Com esse entendimento, a Turma Recursal dos Juizados Especiais Federais da Seção Judiciária do Amazonas e de Roraima negou provimento ao recurso de uma trabalhadora que buscava o benefício em razão do nascimento do filho.
No caso, a trabalhadora ajuizou ação requerendo o salário-maternidade na condição de segurada especial, em razão do parto ocorrido anos antes. A sentença de primeiro grau reconheceu a maternidade, mas extinguiu o processo sem resolução do mérito por entender ausente conteúdo probatório mínimo apto a demonstrar o exercício de atividade rural no período de carência legal.
Ao recorrer, a autora alegou nulidade da sentença, sustentou a validade de documentos em nome de terceiros, invocou a aplicação da ADI 2110 do Supremo Tribunal Federal e defendeu a incidência do Protocolo de Julgamento com Perspectiva de Gênero. Pediu, ao final, a anulação da decisão ou a concessão do benefício.
Ao analisar o recurso, o relator, juiz federal Márcio André Lopes Cavalcante, ressaltou que a legislação previdenciária exige início de prova material contemporâneo para demonstrar o labor rural, não sendo admitida prova exclusivamente testemunhal, conforme a Súmula 149 do Superior Tribunal de Justiça. Segundo o voto, a prova testemunhal pode complementar e ampliar a eficácia do início de prova documental, mas não substituí-lo.

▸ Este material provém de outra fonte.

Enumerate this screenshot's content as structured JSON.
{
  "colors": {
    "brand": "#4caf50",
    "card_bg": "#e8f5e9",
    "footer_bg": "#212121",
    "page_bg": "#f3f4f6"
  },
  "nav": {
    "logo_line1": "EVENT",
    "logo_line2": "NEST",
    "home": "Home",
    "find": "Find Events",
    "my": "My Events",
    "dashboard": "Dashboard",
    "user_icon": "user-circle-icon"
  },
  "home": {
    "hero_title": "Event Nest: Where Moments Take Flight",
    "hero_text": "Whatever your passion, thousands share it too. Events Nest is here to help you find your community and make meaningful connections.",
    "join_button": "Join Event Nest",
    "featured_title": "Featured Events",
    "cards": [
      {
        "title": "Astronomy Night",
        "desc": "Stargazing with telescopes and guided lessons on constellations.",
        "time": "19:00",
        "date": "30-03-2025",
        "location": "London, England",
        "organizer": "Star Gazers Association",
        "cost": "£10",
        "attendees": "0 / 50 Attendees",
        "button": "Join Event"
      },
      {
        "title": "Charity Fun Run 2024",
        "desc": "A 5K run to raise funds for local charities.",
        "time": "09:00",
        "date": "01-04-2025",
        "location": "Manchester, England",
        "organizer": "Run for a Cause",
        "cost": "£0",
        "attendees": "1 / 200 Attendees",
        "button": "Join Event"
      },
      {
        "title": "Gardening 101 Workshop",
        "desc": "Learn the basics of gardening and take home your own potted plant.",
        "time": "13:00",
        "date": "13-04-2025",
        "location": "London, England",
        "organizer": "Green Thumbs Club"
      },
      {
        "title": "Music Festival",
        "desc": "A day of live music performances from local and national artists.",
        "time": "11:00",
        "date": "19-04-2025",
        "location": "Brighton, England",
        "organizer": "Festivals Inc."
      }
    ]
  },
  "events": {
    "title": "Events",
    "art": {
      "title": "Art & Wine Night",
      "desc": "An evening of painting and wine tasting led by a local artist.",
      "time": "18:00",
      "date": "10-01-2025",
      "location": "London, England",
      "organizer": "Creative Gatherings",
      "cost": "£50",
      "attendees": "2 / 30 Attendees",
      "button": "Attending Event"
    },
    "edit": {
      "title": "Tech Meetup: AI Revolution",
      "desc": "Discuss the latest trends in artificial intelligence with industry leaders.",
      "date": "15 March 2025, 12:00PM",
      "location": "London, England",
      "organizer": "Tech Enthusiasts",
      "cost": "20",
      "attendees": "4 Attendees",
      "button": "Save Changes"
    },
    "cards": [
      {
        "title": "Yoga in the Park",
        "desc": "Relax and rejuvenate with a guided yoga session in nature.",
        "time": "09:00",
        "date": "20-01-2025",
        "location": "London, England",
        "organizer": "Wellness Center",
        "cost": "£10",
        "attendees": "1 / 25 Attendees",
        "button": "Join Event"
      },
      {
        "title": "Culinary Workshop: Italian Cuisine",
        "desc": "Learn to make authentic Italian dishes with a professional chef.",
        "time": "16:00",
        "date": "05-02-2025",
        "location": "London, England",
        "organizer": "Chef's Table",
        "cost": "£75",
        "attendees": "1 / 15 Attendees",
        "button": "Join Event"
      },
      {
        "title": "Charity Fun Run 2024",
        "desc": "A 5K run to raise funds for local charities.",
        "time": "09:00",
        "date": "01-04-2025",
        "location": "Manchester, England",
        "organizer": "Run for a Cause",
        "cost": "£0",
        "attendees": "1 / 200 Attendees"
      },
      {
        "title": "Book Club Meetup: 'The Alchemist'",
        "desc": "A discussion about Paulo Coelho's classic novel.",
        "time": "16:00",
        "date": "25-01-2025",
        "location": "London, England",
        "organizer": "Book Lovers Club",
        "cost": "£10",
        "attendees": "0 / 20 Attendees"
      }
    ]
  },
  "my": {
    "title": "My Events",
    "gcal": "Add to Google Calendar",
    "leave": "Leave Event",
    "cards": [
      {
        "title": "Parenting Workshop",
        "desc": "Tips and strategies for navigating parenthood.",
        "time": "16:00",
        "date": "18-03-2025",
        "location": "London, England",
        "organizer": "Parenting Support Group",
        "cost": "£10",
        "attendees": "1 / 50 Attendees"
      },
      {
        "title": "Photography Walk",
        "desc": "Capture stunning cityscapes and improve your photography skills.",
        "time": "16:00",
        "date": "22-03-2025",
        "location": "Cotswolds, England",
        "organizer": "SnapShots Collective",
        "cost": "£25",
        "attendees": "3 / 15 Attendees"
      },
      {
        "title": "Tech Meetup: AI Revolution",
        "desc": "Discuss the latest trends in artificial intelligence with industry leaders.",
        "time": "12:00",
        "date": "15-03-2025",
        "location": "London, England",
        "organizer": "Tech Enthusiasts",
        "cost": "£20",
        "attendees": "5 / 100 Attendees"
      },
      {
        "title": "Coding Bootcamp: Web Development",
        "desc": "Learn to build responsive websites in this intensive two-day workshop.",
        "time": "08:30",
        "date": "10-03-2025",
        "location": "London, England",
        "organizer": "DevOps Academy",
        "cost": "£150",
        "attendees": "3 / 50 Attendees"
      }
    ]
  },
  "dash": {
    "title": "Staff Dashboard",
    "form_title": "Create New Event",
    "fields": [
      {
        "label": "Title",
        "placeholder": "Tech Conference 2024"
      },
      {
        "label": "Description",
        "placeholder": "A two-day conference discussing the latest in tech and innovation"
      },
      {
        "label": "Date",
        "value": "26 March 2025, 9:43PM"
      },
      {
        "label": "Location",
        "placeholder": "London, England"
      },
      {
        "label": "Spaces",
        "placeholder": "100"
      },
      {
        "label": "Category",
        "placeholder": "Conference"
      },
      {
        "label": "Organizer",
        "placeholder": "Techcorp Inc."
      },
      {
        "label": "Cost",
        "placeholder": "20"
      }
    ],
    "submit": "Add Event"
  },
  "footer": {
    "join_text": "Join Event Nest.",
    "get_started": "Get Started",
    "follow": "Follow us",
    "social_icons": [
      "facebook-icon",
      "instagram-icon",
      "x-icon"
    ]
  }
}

O colegiado observou que os documentos apresentados pela autora — declaração de produtor rural e ficha de atendimento médico em que consta a qualificação como agricultora — não possuem idoneidade suficiente para configurar início de prova material. A decisão consignou que a declaração de produtor rural constitui documento unilateral, sem fé pública, enquanto a ficha médica contém informação autodeclarada, desacompanhada de respaldo em cadastro público ou documento dotado de presunção de veracidade qualificada.
A Turma também destacou a ausência de outros elementos objetivos, como certidão de casamento com qualificação rural, documentos do INCRA, ITR, comprovação de vínculo com assentamento, registros no CNIS como segurada especial ou qualquer outro documento público contemporâneo ao período imediatamente anterior ao parto.
Quanto aos argumentos recursais, o relator assinalou que a invocação da ADI 2110 não afasta a necessidade de comprovação da condição de segurada especial, e que a perspectiva de gênero, embora relevante para a valoração da prova, não autoriza a supressão de requisito legal expresso previsto no artigo 55, § 3º, da Lei nº 8.213/1991.
Diante da ausência absoluta de início de prova material contemporâneo, o colegiado, por unanimidade, manteve a extinção do processo sem resolução do mérito, nos termos do artigo 485, inciso IV, do Código de Processo Civil, preservando a sentença de primeiro grau.